Bill Ackman, the billionaire founder of Pershing Square Capital Management, believes that the Federal Reserve will start cutting interest rates earlier than what the market predicts. According to Bloomberg, Ackman anticipates that rate cuts could take place as early as the next quarter.
Currently, market data from swaps suggests an 80% chance of a rate cut by May, with traders fully expecting a cut by June. Despite the steepest rate hike in 40 years that began in March 2022, the central bank has not implemented any rate cuts, even as U.S. inflation has slowed down this year.
Ackman expressed concerns about the real interest rate rising while inflation is declining during an upcoming episode of The David Rubenstein Show: Peer-to-Peer Conversations. He cautioned that if rates remain around 5.5% while inflation drops below 3%, it could result in a significantly high real rate of interest.
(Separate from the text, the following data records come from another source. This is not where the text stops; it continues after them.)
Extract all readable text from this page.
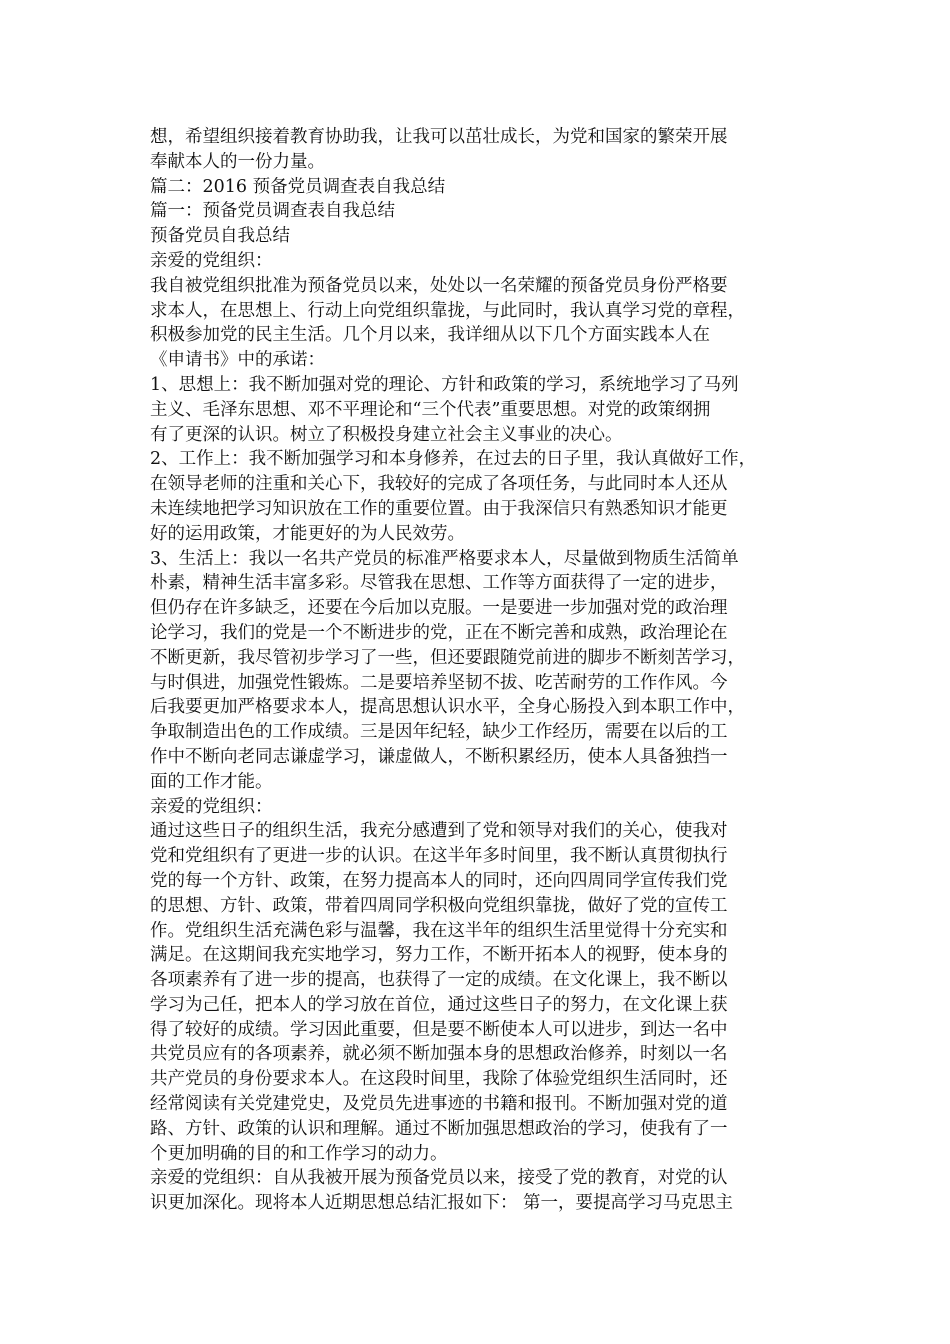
想，希望组织接着教育协助我，让我可以茁壮成长，为党和国家的繁荣开展
奉献本人的一份力量。
篇二：2016 预备党员调查表自我总结
篇一：预备党员调查表自我总结
预备党员自我总结
亲爱的党组织：
我自被党组织批准为预备党员以来，处处以一名荣耀的预备党员身份严格要
求本人，在思想上、行动上向党组织靠拢，与此同时，我认真学习党的章程，
积极参加党的民主生活。几个月以来，我详细从以下几个方面实践本人在
《申请书》中的承诺：
1、思想上：我不断加强对党的理论、方针和政策的学习，系统地学习了马列
主义、毛泽东思想、邓不平理论和“三个代表”重要思想。对党的政策纲拥
有了更深的认识。树立了积极投身建立社会主义事业的决心。
2、工作上：我不断加强学习和本身修养，在过去的日子里，我认真做好工作，
在领导老师的注重和关心下，我较好的完成了各项任务，与此同时本人还从
未连续地把学习知识放在工作的重要位置。由于我深信只有熟悉知识才能更
好的运用政策，才能更好的为人民效劳。
3、生活上：我以一名共产党员的标准严格要求本人，尽量做到物质生活简单
朴素，精神生活丰富多彩。尽管我在思想、工作等方面获得了一定的进步，
但仍存在许多缺乏，还要在今后加以克服。一是要进一步加强对党的政治理
论学习，我们的党是一个不断进步的党，正在不断完善和成熟，政治理论在
不断更新，我尽管初步学习了一些，但还要跟随党前进的脚步不断刻苦学习，
与时俱进，加强党性锻炼。二是要培养坚韧不拔、吃苦耐劳的工作作风。今
后我要更加严格要求本人，提高思想认识水平，全身心肠投入到本职工作中，
争取制造出色的工作成绩。三是因年纪轻，缺少工作经历，需要在以后的工
作中不断向老同志谦虚学习，谦虚做人，不断积累经历，使本人具备独挡一
面的工作才能。
亲爱的党组织：
通过这些日子的组织生活，我充分感遭到了党和领导对我们的关心，使我对
党和党组织有了更进一步的认识。在这半年多时间里，我不断认真贯彻执行
党的每一个方针、政策，在努力提高本人的同时，还向四周同学宣传我们党
的思想、方针、政策，带着四周同学积极向党组织靠拢，做好了党的宣传工
作。党组织生活充满色彩与温馨，我在这半年的组织生活里觉得十分充实和
满足。在这期间我充实地学习，努力工作，不断开拓本人的视野，使本身的
各项素养有了进一步的提高，也获得了一定的成绩。在文化课上，我不断以
学习为己任，把本人的学习放在首位，通过这些日子的努力，在文化课上获
得了较好的成绩。学习因此重要，但是要不断使本人可以进步，到达一名中
共党员应有的各项素养，就必须不断加强本身的思想政治修养，时刻以一名
共产党员的身份要求本人。在这段时间里，我除了体验党组织生活同时，还
经常阅读有关党建党史，及党员先进事迹的书籍和报刊。不断加强对党的道
路、方针、政策的认识和理解。通过不断加强思想政治的学习，使我有了一
个更加明确的目的和工作学习的动力。
亲爱的党组织：自从我被开展为预备党员以来，接受了党的教育，对党的认
识更加深化。现将本人近期思想总结汇报如下： 第一，要提高学习马克思主
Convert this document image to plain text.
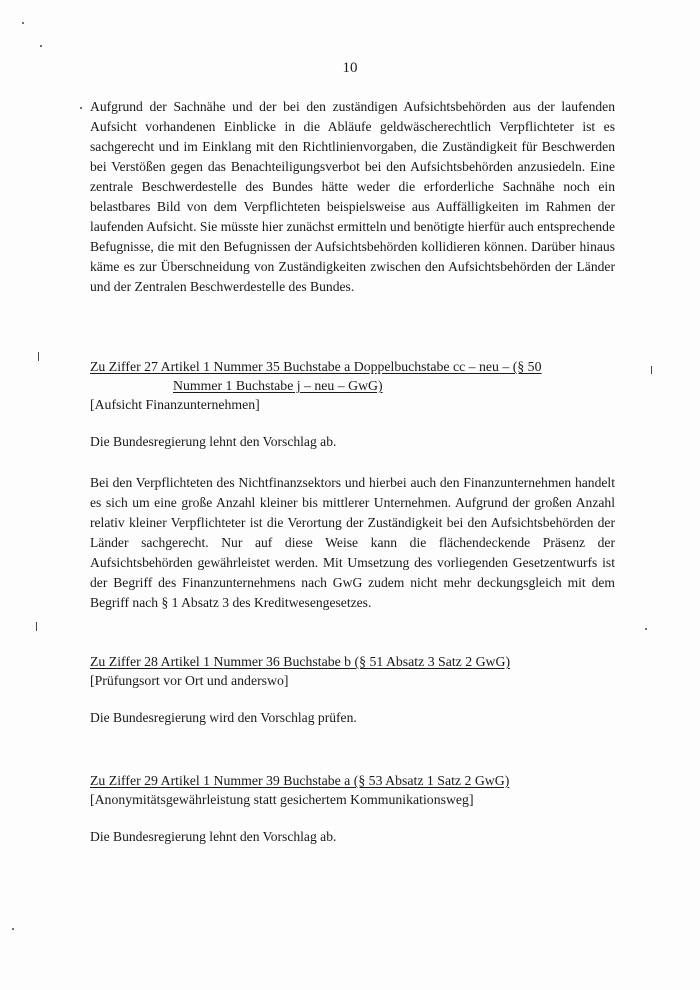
10
Aufgrund der Sachnähe und der bei den zuständigen Aufsichtsbehörden aus der laufenden Aufsicht vorhandenen Einblicke in die Abläufe geldwäscherechtlich Verpflichteter ist es sachgerecht und im Einklang mit den Richtlinienvorgaben, die Zuständigkeit für Beschwerden bei Verstößen gegen das Benachteiligungsverbot bei den Aufsichtsbehörden anzusiedeln. Eine zentrale Beschwerdestelle des Bundes hätte weder die erforderliche Sachnähe noch ein belastbares Bild von dem Verpflichteten beispielsweise aus Auffälligkeiten im Rahmen der laufenden Aufsicht. Sie müsste hier zunächst ermitteln und benötigte hierfür auch entsprechende Befugnisse, die mit den Befugnissen der Aufsichtsbehörden kollidieren können. Darüber hinaus käme es zur Überschneidung von Zuständigkeiten zwischen den Aufsichtsbehörden der Länder und der Zentralen Beschwerdestelle des Bundes.
Zu Ziffer 27 Artikel 1 Nummer 35 Buchstabe a Doppelbuchstabe cc – neu – (§ 50
Nummer 1 Buchstabe j – neu – GwG)
[Aufsicht Finanzunternehmen]
Die Bundesregierung lehnt den Vorschlag ab.
Bei den Verpflichteten des Nichtfinanzsektors und hierbei auch den Finanzunternehmen handelt es sich um eine große Anzahl kleiner bis mittlerer Unternehmen. Aufgrund der großen Anzahl relativ kleiner Verpflichteter ist die Verortung der Zuständigkeit bei den Aufsichtsbehörden der Länder sachgerecht. Nur auf diese Weise kann die flächendeckende Präsenz der Aufsichtsbehörden gewährleistet werden. Mit Umsetzung des vorliegenden Gesetzentwurfs ist der Begriff des Finanzunternehmens nach GwG zudem nicht mehr deckungsgleich mit dem Begriff nach § 1 Absatz 3 des Kreditwesengesetzes.
Zu Ziffer 28 Artikel 1 Nummer 36 Buchstabe b (§ 51 Absatz 3 Satz 2 GwG)
[Prüfungsort vor Ort und anderswo]
Die Bundesregierung wird den Vorschlag prüfen.
Zu Ziffer 29 Artikel 1 Nummer 39 Buchstabe a (§ 53 Absatz 1 Satz 2 GwG)
[Anonymitätsgewährleistung statt gesichertem Kommunikationsweg]
Die Bundesregierung lehnt den Vorschlag ab.
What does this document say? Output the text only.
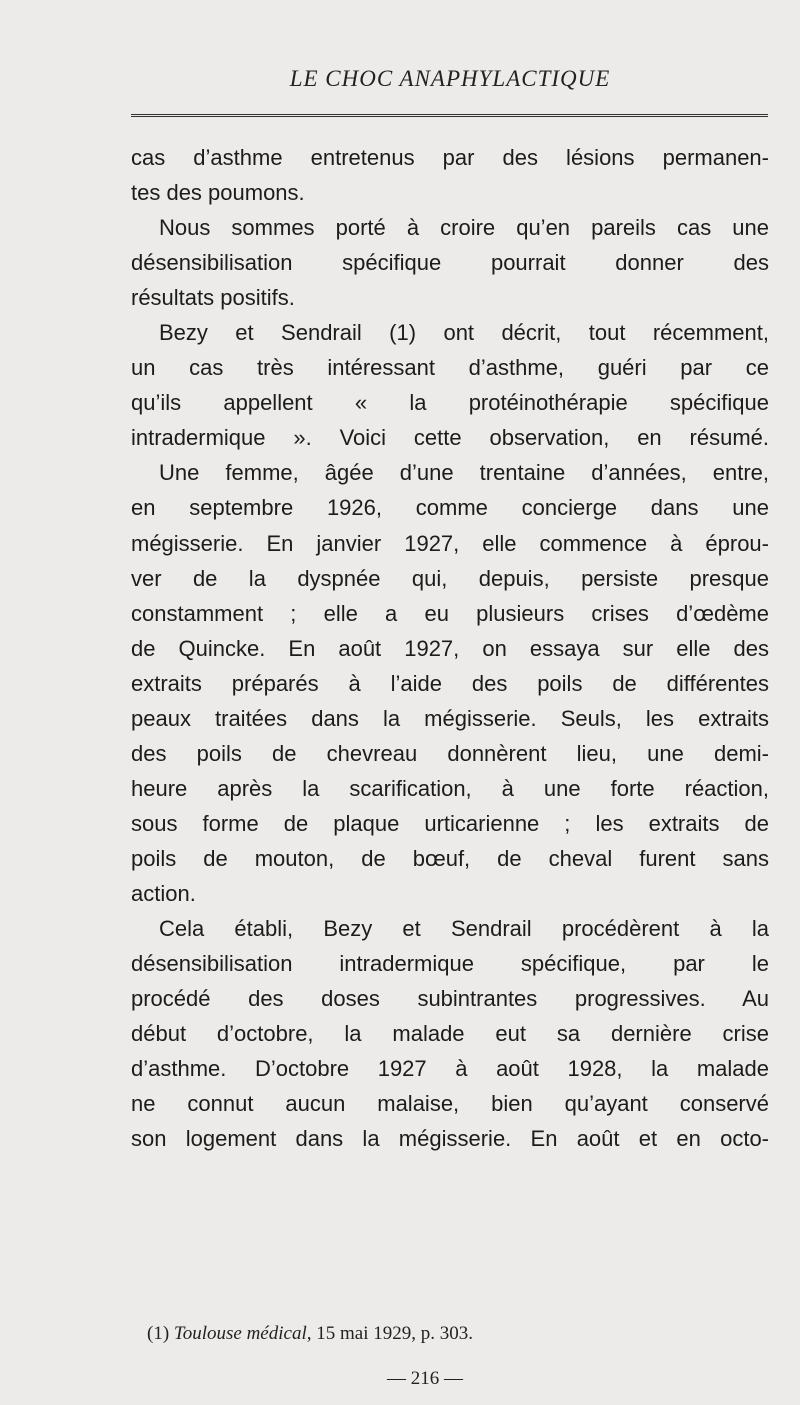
LE CHOC ANAPHYLACTIQUE
cas d’asthme entretenus par des lésions permanen-
tes des poumons.
Nous sommes porté à croire qu’en pareils cas une
désensibilisation spécifique pourrait donner des
résultats positifs.
Bezy et Sendrail (1) ont décrit, tout récemment,
un cas très intéressant d’asthme, guéri par ce
qu’ils appellent « la protéinothérapie spécifique
intradermique ». Voici cette observation, en résumé.
Une femme, âgée d’une trentaine d’années, entre,
en septembre 1926, comme concierge dans une
mégisserie. En janvier 1927, elle commence à éprou-
ver de la dyspnée qui, depuis, persiste presque
constamment ; elle a eu plusieurs crises d’œdème
de Quincke. En août 1927, on essaya sur elle des
extraits préparés à l’aide des poils de différentes
peaux traitées dans la mégisserie. Seuls, les extraits
des poils de chevreau donnèrent lieu, une demi-
heure après la scarification, à une forte réaction,
sous forme de plaque urticarienne ; les extraits de
poils de mouton, de bœuf, de cheval furent sans
action.
Cela établi, Bezy et Sendrail procédèrent à la
désensibilisation intradermique spécifique, par le
procédé des doses subintrantes progressives. Au
début d’octobre, la malade eut sa dernière crise
d’asthme. D’octobre 1927 à août 1928, la malade
ne connut aucun malaise, bien qu’ayant conservé
son logement dans la mégisserie. En août et en octo-
(1) Toulouse médical, 15 mai 1929, p. 303.
— 216 —
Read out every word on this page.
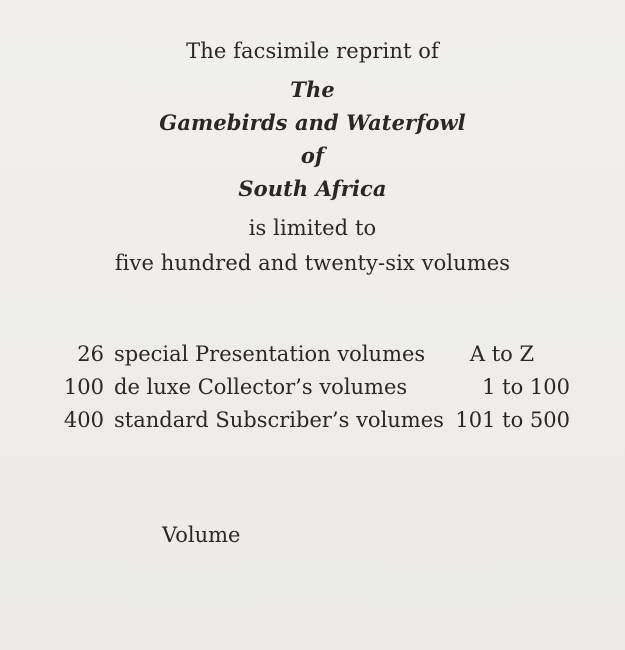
The facsimile reprint of
The
Gamebirds and Waterfowl
of
South Africa
is limited to
five hundred and twenty-six volumes
26 special Presentation volumes A to Z
100 de luxe Collector’s volumes	1 to 100
400 standard Subscriber’s volumes 101 to 500
Volume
“I think there’s a real risk of a hard landing if the Fed doesn’t start cutting rates pretty soon,” said Ackman.
The expectations regarding interest rates have taken a more dovish turn since the Federal Reserve’s policy-setting meeting earlier this month. After recent inflation data indicated a continuing slowdown in consumer and producer price inflation, U.S. interest rate markets predicted a 65% chance of rate cuts by May 2024. There are concerns that both economic growth and corporate profits could slow down if the Fed continues with its “higher for longer” position.
Earlier in October, analysts from Bank of America projected that the Federal Reserve would continue increasing interest rates in December 2023, following a “watch and see” period. This assumption was supported by the strong performance of the three most significant monthly economic indicators: the jobs report, the Consumer Price Index (CPI), and retail sales.
It remains to be seen whether the Federal Reserve will act according to Ackman’s predictions and initiate rate cuts earlier than expected. The decision will have significant implications for the economy, interest rates, and financial markets. Investors will closely monitor the central bank’s actions and statements for any indications of a change in monetary policy.